Она согласилась. Машинально. Потому что «взрослые люди» — это правильно. Это то, чего от нее всегда ждали.
***
Он выбрал тихую, дорогую кофейню в центре. Тот самый тип мест, где она всегда чувствовала себя немного не в своей тарелке — слишком стерильно, слишком идеально. Он уже ждал за столиком у окна. Безупречный костюм, идеально поставленные руки на столе. Улыбка — ровная, ободряющая, без единой лишней эмоции.
— Лиза. Ты прекрасно выглядишь, — он встал, чтобы поприветствовать ее, легкий наклон головы — никаких лишних касаний.
— Спасибо, — она села, сгорбившись, чувствуя себя серой молью, залетевшей в ювелирную витрину.
Он заказал ей воды с лимоном. Без спроса. Потому что знал, что лучше для нее.
— Итак, — он сложил пальцы домиком. — Положение, безусловно, незавидное. Карьерный взлет… и такое обременительное обстоятельство.
— Обстоятельство? — она тупо переспросила.
— Ну, да, — он мягко кивнул. — Ребенок от человека, который… — он деликатно подобрал слово, — не вполне соответствует твоему статусу. К тому же, судя по твоим словам, отношения исчерпали себя. Я прав?
Лиза молчала. Ее язык будто онемел.
— Лиза, мы с тобой взрослые, прагматичные люди, — его голос стал заговорщически тихим, убаюкивающим. — Современная медицина творит чудеса. Это быстрая, безопасная процедура. Особенно на таком раннем сроке. Никаких последствий. Ты сможешь сосредоточиться на карьере. Очистить жизнь от балласта.
Он говорил так разумно. Так логично. Такими правильными, выверенными фразами. Именно то, что хотела бы услышать ее мать. То, что она сама пыталась себе внушить последние часы.
Балласт.
Очистить.
Процедура.
И вдруг ее взгляд упал на его руки. Идеальные, ухоженные, холеные руки хирурга. Руки, которые держат скальпель. Руки, которые никогда не пахли бензином после долгого дня в гараже. Руки, которые никогда не перебирали струны гитары, пока она засыпала у него на плече.
Перед ней сидел не мужчина. Перед ней сидело воплощение того самого «правильного» выбора. И этот выбор был стерильным, пустым и мертвым. В нем не было места ни панике, ни ярости, ни той животной, всепоглощающей страсти, с которой Кирилл кричал об их ребенке. Для Марка это был просто медицинский случай. Проблема, которую нужно грамотно устранить.

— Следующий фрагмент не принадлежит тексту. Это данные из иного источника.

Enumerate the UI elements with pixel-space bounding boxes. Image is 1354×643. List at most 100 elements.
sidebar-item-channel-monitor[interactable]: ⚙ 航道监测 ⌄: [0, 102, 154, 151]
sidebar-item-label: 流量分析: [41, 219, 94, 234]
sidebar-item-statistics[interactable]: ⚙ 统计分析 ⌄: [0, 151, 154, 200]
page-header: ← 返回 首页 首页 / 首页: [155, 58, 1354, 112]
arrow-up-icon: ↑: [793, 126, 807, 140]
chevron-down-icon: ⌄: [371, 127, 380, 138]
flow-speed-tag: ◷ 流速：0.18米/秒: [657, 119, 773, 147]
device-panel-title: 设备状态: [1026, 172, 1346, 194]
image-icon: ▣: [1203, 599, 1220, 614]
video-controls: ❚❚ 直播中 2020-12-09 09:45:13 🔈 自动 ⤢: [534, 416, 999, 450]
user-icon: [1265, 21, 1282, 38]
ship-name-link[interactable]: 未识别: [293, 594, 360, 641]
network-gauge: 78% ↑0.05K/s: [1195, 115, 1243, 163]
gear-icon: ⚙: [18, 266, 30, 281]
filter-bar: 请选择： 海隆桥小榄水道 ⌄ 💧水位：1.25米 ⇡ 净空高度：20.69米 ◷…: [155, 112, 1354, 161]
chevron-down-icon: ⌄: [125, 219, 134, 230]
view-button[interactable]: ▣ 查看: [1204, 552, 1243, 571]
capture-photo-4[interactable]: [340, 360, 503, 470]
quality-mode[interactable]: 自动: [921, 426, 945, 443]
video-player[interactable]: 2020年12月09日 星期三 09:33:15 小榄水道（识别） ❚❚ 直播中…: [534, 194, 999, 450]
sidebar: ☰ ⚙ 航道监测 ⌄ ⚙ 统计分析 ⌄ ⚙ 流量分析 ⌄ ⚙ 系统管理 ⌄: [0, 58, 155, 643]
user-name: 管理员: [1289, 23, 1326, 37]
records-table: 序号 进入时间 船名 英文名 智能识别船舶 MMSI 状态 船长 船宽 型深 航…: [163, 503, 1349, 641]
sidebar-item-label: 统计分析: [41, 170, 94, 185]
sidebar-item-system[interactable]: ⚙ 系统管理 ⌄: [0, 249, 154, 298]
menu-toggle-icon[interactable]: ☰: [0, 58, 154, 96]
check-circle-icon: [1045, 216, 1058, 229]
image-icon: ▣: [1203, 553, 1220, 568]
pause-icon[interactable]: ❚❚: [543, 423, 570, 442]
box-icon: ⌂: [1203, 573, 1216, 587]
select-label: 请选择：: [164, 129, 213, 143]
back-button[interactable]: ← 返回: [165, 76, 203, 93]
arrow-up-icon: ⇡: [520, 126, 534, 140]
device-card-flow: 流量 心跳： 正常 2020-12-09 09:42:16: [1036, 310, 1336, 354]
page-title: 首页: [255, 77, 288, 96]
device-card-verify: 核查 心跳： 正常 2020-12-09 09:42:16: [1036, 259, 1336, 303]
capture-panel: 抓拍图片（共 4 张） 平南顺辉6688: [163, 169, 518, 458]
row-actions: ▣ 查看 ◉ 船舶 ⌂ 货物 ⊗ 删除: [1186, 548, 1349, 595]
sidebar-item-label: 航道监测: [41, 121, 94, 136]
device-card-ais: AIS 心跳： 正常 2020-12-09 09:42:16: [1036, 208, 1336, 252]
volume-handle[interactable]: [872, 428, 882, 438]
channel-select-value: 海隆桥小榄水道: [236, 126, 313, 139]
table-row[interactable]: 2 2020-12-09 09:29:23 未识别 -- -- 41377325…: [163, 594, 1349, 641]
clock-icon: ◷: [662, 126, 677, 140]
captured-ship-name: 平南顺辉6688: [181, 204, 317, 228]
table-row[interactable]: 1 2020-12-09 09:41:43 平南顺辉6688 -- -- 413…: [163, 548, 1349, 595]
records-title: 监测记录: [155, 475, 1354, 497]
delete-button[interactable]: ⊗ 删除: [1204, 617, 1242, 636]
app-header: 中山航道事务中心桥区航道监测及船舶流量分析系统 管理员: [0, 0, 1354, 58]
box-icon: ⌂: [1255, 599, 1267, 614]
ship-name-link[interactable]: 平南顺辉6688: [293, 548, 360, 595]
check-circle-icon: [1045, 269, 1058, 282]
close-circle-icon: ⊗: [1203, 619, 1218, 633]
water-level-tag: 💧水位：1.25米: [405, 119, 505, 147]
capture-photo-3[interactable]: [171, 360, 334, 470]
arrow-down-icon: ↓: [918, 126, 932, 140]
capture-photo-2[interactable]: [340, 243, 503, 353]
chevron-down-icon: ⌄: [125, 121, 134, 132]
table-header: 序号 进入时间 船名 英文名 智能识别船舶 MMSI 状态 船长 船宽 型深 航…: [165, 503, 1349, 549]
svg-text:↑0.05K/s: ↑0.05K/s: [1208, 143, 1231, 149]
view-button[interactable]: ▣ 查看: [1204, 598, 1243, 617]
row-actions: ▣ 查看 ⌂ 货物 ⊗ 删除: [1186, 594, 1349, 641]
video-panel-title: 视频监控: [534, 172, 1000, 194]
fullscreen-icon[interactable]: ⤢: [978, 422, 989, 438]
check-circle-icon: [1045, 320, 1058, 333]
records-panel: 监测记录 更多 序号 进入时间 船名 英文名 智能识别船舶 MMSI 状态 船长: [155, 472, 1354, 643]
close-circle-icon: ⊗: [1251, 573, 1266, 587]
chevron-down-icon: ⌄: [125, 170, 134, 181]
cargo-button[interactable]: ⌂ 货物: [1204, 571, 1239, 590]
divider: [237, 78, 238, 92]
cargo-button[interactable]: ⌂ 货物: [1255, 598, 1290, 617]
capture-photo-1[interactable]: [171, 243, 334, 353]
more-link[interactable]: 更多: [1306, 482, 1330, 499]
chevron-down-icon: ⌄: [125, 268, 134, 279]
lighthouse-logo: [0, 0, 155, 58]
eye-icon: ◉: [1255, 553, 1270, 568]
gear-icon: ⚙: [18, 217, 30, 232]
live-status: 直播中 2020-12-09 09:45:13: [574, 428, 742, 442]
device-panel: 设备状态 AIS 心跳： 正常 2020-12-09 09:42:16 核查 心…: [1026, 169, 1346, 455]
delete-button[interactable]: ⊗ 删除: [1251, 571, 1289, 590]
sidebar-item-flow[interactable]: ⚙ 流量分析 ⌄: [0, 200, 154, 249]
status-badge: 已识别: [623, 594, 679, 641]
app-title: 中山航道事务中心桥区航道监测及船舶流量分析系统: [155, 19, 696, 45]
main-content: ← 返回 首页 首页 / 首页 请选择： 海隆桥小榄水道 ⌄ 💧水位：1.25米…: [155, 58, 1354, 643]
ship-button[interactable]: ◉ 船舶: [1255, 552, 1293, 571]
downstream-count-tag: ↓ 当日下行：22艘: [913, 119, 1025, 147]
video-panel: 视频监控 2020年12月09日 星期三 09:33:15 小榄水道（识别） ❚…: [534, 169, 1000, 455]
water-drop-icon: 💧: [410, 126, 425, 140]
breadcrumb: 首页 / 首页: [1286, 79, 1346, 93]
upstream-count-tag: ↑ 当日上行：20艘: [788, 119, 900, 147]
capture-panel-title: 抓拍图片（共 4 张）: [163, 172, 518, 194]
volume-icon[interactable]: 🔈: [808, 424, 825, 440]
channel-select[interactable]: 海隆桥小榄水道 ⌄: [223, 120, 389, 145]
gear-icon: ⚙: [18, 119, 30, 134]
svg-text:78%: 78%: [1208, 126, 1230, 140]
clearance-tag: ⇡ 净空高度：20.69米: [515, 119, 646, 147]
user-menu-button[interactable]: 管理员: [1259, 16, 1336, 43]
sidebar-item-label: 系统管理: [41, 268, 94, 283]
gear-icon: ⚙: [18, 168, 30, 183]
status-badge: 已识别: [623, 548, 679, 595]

Ее ребенок. Его жемчужина. Его ошибка. Его… балласт.
Лед в ее жилах сменился огнем. Тихим, ясным, беспощадным.
— …Я могу договориться с клиникой на понедельник, — вел свою идеальную речь Марк. — Все будет анонимно, комфортно…
Она встала. Резко. Стул скрежетнул по полу. Звук был ужасно громким, неуместным в этой тихой кофейне.
— Лиза?
Он смотрел на нее с легким недоумением, будто наблюдал сбой в работе отлаженного механизма.
Она не сказала ничего. Ни слова благодарности. Ни слова прощания. Она посмотрела на этого идеального, правильного человека и увидела самую большую ошибку в своей жизни. Не Кирилла. Не ребенка. А вот это — вот это благополучное, предсказуемое, мертвое болото.
Она развернулась и пошла к выходу. Сначала быстро, потом почти бегом. Она слышала, как он окликнул ее еще раз, но его голос тонул в нарастающем гуле в ее собственной голове.
Она выскочила на улицу, на холодный осенний воздух, и сделала первый глубокий вдох за весь вечер. Он обжег легкие, но это был глоток жизни.
Ей нужно было найти его. Сейчас. Сию секунду. Сказать ему… она не знала, что именно. Но это должно было быть правильно. По-ихнему. По-настоящему.
Она достала телефон дрожащими руками и стала набирать его номер.
***
Она ехала по городу, не видя улиц. В ушах стучал один ритм: «Найти. Объяснить. Исправить». Стекло автомобиля было мокрым от осенней мороси, и свет фонарей расплывался в призрачные ореолы. Как ее будущее всего несколько часов назад.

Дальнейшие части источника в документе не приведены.